Lucie comprend lors d’une prière à l’Esprit saint que la danse est son chemin de sainteté. "J’avance avec le Seigneur en avançant dans la danse. Les deux sont entrelacés. Je comprends des choses sur la danse en priant et je comprends des choses sur la prière en dansant.". Par exemple, explique-t-elle, un équilibre est parfait en danse lorsque le danseur est dans le bon axe. Ainsi, il n’y a pas besoin de beaucoup de muscles pour tenir un équilibre. De même dans la vie spirituelle, faire confiance à Dieu, c’est accepter que peu de choses nous maintiennent. Au contraire, toutes les contraintes que l’on se crée pour se rassurer nous empêchent de nous abandonner à Dieu.
“On oublie souvent le salut de nos corps.”
Lucie témoigne faire quelquefois "l’expérience grisante parce qu’incarnée" d’une communion avec Dieu par la danse. En effet, le corps comme temple de l’esprit devient prière en se mouvant. Si elle n’expérimente pas cette communion avec Dieu à chaque fois qu’elle danse, elle entre dans une nouvelle forme de prière quand qu’elle répète ses exercices à la barre : "À chaque fois que je rate, je dis à Dieu : “Seigneur, je veux bien consentir à être délivrée de la vision déformée que je porte sur moi-même et sur la danse.” C’est un chemin de libération", répète la danseuse.
Je suis sûre que Dieu danse.
"Je vous exhorte donc, frères, par la tendresse de Dieu, à lui présenter votre corps – votre personne tout entière –, en sacrifice vivant, saint, capable de plaire à Dieu : c’est là, pour vous, la juste manière de lui rendre un culte." (Romains, 12, 1). Cette parole de l'Épître de Saint Paul aux Romains résonne particulièrement dans le cœur de la danseuse qui rappelle que "Le corps n’est pas seulement un moyen parmi d’autres de rencontrer Dieu, [mais que] c’est un moyen voulu par Dieu. C’est ce qui se passe à chaque eucharistie et dans l’union des époux."

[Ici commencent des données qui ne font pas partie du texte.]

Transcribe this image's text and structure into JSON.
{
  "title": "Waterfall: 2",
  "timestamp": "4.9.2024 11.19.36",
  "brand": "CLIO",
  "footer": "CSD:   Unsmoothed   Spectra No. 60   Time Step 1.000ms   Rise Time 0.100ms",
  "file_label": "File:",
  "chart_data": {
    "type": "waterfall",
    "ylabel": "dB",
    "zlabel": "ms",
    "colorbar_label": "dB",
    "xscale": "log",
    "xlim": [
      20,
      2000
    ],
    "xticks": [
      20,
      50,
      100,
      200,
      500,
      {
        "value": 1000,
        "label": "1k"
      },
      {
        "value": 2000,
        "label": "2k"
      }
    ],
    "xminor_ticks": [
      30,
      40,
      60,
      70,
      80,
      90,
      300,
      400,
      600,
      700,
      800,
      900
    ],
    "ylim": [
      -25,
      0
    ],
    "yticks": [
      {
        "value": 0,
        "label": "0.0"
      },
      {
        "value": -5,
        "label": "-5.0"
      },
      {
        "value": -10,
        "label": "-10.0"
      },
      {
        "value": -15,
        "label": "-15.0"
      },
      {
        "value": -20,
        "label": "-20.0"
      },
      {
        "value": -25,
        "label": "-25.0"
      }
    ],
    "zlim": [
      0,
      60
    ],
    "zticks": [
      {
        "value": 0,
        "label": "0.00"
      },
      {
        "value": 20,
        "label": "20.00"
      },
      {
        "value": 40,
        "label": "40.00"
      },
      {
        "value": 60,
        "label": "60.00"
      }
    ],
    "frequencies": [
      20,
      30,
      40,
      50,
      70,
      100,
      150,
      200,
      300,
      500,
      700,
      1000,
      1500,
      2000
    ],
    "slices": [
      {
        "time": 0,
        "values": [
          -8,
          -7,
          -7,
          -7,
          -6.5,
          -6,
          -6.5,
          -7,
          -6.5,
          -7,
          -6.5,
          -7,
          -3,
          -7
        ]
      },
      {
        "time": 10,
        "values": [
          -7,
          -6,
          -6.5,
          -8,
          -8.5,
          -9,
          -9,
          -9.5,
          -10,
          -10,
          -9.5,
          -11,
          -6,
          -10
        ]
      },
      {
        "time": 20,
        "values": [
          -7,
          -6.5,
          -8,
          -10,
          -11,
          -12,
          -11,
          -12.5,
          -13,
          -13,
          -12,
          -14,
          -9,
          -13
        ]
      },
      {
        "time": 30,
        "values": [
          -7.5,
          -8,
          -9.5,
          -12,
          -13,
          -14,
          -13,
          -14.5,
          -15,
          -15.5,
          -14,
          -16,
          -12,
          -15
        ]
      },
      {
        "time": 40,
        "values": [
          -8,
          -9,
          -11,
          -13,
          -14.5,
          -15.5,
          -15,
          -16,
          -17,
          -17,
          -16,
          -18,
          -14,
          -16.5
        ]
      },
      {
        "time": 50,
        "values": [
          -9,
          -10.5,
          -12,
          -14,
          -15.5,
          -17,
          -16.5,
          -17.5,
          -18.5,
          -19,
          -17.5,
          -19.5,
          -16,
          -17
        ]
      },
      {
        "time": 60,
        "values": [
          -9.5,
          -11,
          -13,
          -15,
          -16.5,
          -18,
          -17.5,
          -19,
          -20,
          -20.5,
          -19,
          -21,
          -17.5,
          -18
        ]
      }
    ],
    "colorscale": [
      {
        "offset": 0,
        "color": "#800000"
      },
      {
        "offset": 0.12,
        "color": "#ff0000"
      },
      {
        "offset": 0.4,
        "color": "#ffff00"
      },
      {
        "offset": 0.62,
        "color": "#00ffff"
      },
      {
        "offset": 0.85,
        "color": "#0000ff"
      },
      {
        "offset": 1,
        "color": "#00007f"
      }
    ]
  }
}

"On oublie souvent le salut de notre corps. Le corps, c’est le lieu par lequel on se donne, c’est le mystère de l’eucharistie. Or, parfois les gens sont désincarnés, ils ne bougent plus." L’artiste déplore que la danse se professionnalise au point que les amateurs n’osent plus danser, faute d’être assez libres par rapport au regard des autres. Elle voit ainsi la danse et l’art en général un pont entre les réalités d’en haut et les réalités d’en bas : "Il est urgent de faire le lien entre les deux et que les gens rencontrent Jésus, lance-t-elle. Et d’ailleurs ça marche car ils reviennent aux spectacles même s’ils ne savent pas ce qu’il y a derrière." "La danse, c’est le mouvement, et le mouvement, c’est la vie." affirme Lucie. Comme le mouvement est nécessaire à la vie du corps, il l’est tout autant pour l’Eglise. Cheminant avec la Communauté de l’Emmanuel, Lucie pense que l’Eglise ne peut se maintenir qu’à condition de changer, sous l’effet du souffle de l’Esprit. Elle conclut, les yeux brillants : "Je suis sûre que Dieu danse."